= Lil Greenwood =

Lil Greenwood (born Lillian Belle George, November 18, 1923 – July 19, 2011) was an American jazz and R&B singer and songwriter.

==Biography==
Greenwood was born in Prichard, Alabama, where her father was a Baptist minister, and attended Alabama State College. In 1948, when her husband was in the military, she gave up her teaching career and moved to San Francisco. She sang at the Purple Onion club, and between 1950 and 1953 sang with Roy Milton and his Solid Senders. She also recorded under her own name for the Modern and Federal labels. Greenwood sang with Roy Milton at the 6th annual Cavalcade of Jazz held at Wrigley Field in Los Angeles on June 25, 1950, along with Lionel Hampton, Dinah Washington, Pee Wee Crayton, Big Jay McNeely and Tiny Davis and her Hell Divers.
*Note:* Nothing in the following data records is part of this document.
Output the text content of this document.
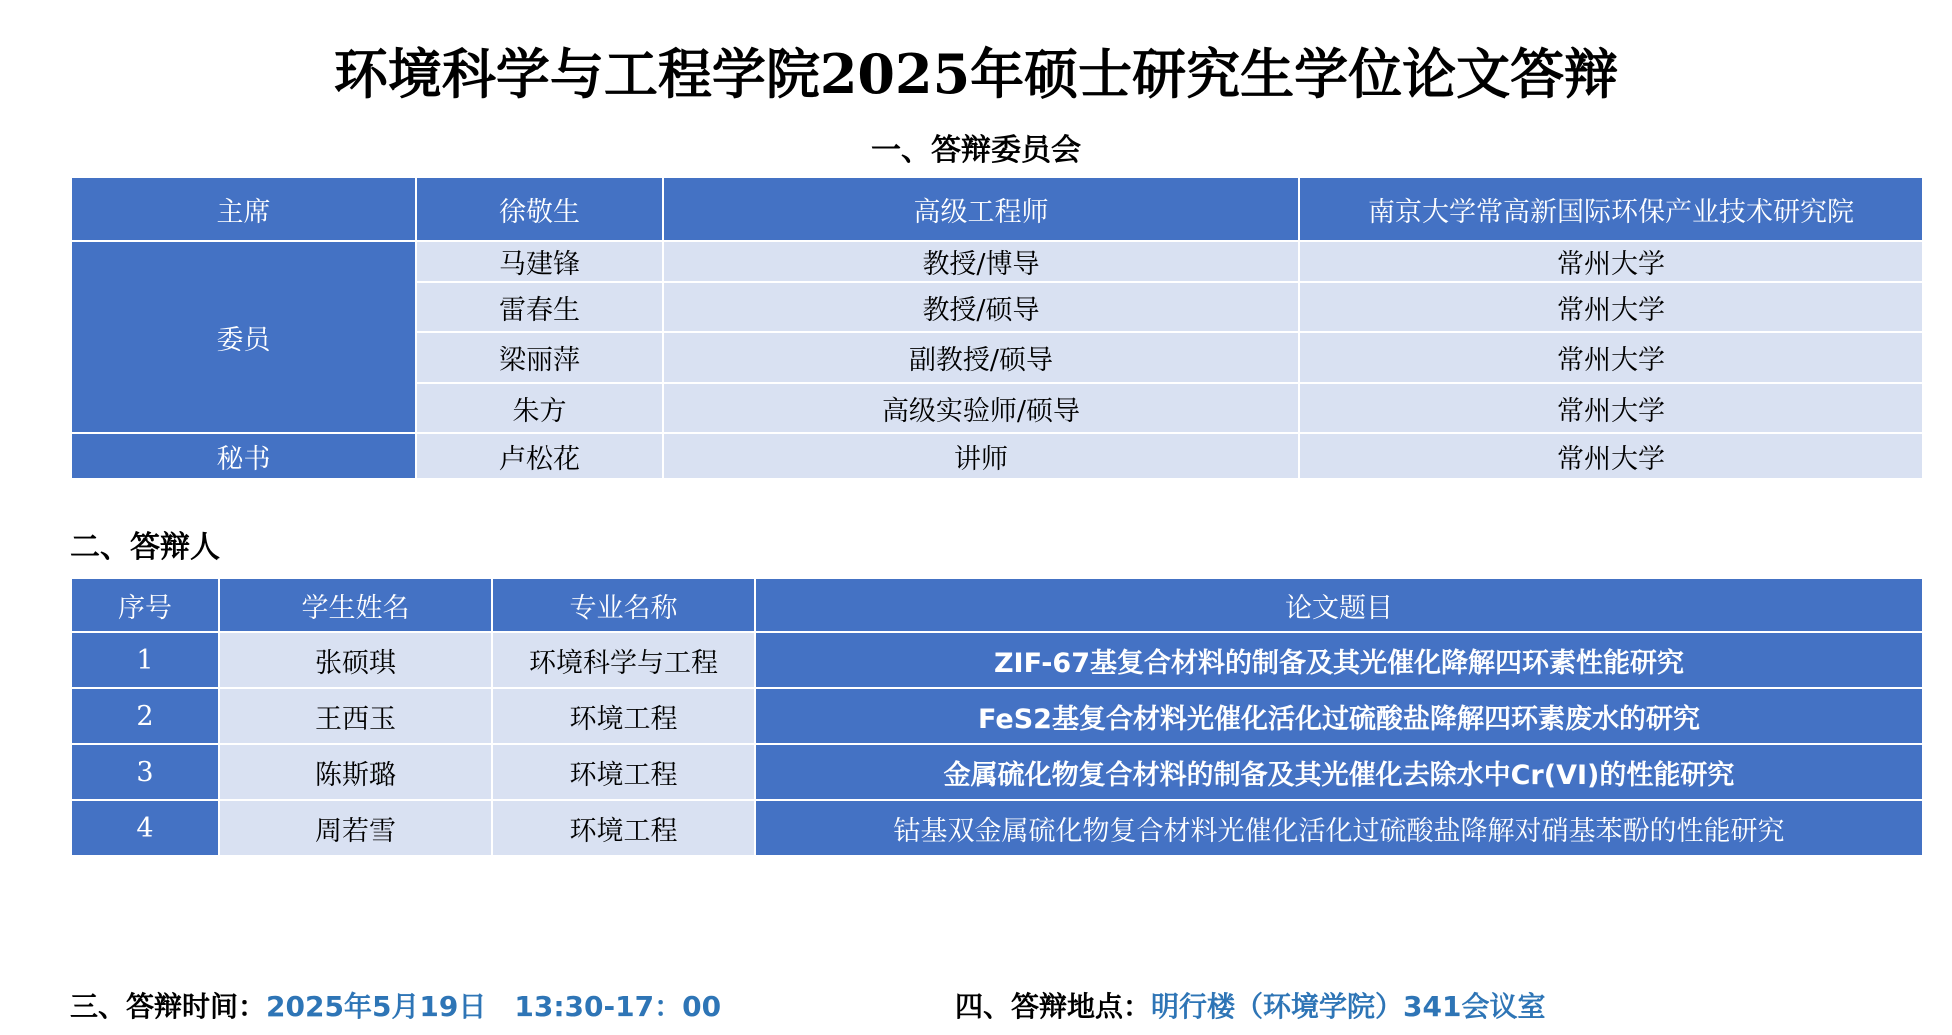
环境科学与工程学院2025年硕士研究生学位论文答辩
一、答辩委员会
主席	徐敬生	高级工程师	南京大学常高新国际环保产业技术研究院
委员	马建锋	教授/博导	常州大学
	雷春生	教授/硕导	常州大学
	梁丽萍	副教授/硕导	常州大学
	朱方	高级实验师/硕导	常州大学
秘书	卢松花	讲师	常州大学
二、答辩人
序号	学生姓名	专业名称	论文题目
1	张硕琪	环境科学与工程	ZIF-67基复合材料的制备及其光催化降解四环素性能研究
2	王西玉	环境工程	FeS2基复合材料光催化活化过硫酸盐降解四环素废水的研究
3	陈斯璐	环境工程	金属硫化物复合材料的制备及其光催化去除水中Cr(VI)的性能研究
4	周若雪	环境工程	钴基双金属硫化物复合材料光催化活化过硫酸盐降解对硝基苯酚的性能研究
三、答辩时间：2025年5月19日　13:30-17：00	四、答辩地点：明行楼（环境学院）341会议室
In 1956, she was recruited by Duke Ellington to sing as a soloist with his orchestra, and recorded and toured extensively with Ellington over the next six years. After leaving Ellington, she recorded singles for a number of small record labels. In the 1970s, she guest starred in the television series Good Times and The Jeffersons. Greenwood recorded the CD “Back to My Roots” with David Amram in 2007.

She suffered a stroke in 2010, leaving her unable to perform, and died in her hometown of Prichard on July 19, 2011. She was buried in the Catholic Cemetery of Mobile, Alabama.